Les épais murs séculaires qui ont vu défiler les siècles successifs restent muets et nous nargueraient presque. Ils reflètent l’âme de la vielle ville. La médina est l’une des plus petites des villes marocaines mais une des mieux restaurées et des mieux conservées. Chaque derb raconte l’histoire de ce lieu où l’on parlait autrefois français, espagnol et arabe. Ici au Dar Sultan, les heureux propriétaires pourraient être polyglottes. Ils ont parcouru le monde maintes fois et sont riches de leurs voyages. Passionnément attachants. Leur maison est à leur image. Généreuse, exotique, captivante, dépaysante, surprenante, unique…

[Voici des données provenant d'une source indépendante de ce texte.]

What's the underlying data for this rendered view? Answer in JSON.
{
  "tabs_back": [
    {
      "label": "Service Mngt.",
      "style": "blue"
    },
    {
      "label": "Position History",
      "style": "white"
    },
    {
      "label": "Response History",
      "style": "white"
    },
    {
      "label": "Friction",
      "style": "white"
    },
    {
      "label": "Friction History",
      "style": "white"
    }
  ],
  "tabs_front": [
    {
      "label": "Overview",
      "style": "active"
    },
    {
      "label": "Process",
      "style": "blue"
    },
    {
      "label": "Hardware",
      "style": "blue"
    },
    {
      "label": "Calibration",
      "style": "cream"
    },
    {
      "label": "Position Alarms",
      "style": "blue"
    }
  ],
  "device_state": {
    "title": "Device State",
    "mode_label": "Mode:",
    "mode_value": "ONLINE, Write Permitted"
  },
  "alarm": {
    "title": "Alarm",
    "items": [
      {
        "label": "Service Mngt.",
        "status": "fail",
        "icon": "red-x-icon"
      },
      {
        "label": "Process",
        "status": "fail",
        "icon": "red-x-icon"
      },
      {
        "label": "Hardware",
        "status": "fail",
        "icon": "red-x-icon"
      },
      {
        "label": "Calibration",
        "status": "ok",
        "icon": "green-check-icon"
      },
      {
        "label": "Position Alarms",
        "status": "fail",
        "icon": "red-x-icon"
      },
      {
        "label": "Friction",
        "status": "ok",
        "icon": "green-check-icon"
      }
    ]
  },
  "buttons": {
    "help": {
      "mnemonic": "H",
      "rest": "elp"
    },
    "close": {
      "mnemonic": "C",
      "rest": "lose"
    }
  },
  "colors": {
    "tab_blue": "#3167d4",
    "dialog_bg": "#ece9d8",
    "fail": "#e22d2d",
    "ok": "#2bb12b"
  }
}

La demeure traditionnelle déploie son incroyable majesté sur l’ensemble de ses trois étages qui scrutent inlassablement le patio intérieur. Les six chambres à thème, bigarrées à souhait, incitent à la douce rêverie. On oublie le temps. Seul le muezzin de la mosquée voisine l’égrène. Il nous rappelle inéluctablement que les heures défilent vite. Très vite. Le décor est enchanteur. Il marie habilement harmonie des proportions, magie des couleurs et ornements traditionnels. On plonge dans un univers de raffinement extrême cher aux adresses d’exception. Difficile de ne pas succomber…
Demandez à d’André Gide, Joseph Kessel, Paul Morand ou encore Roland Barthes ce qu’ils pensent de la ville blanche. Je connais déjà leur réponse.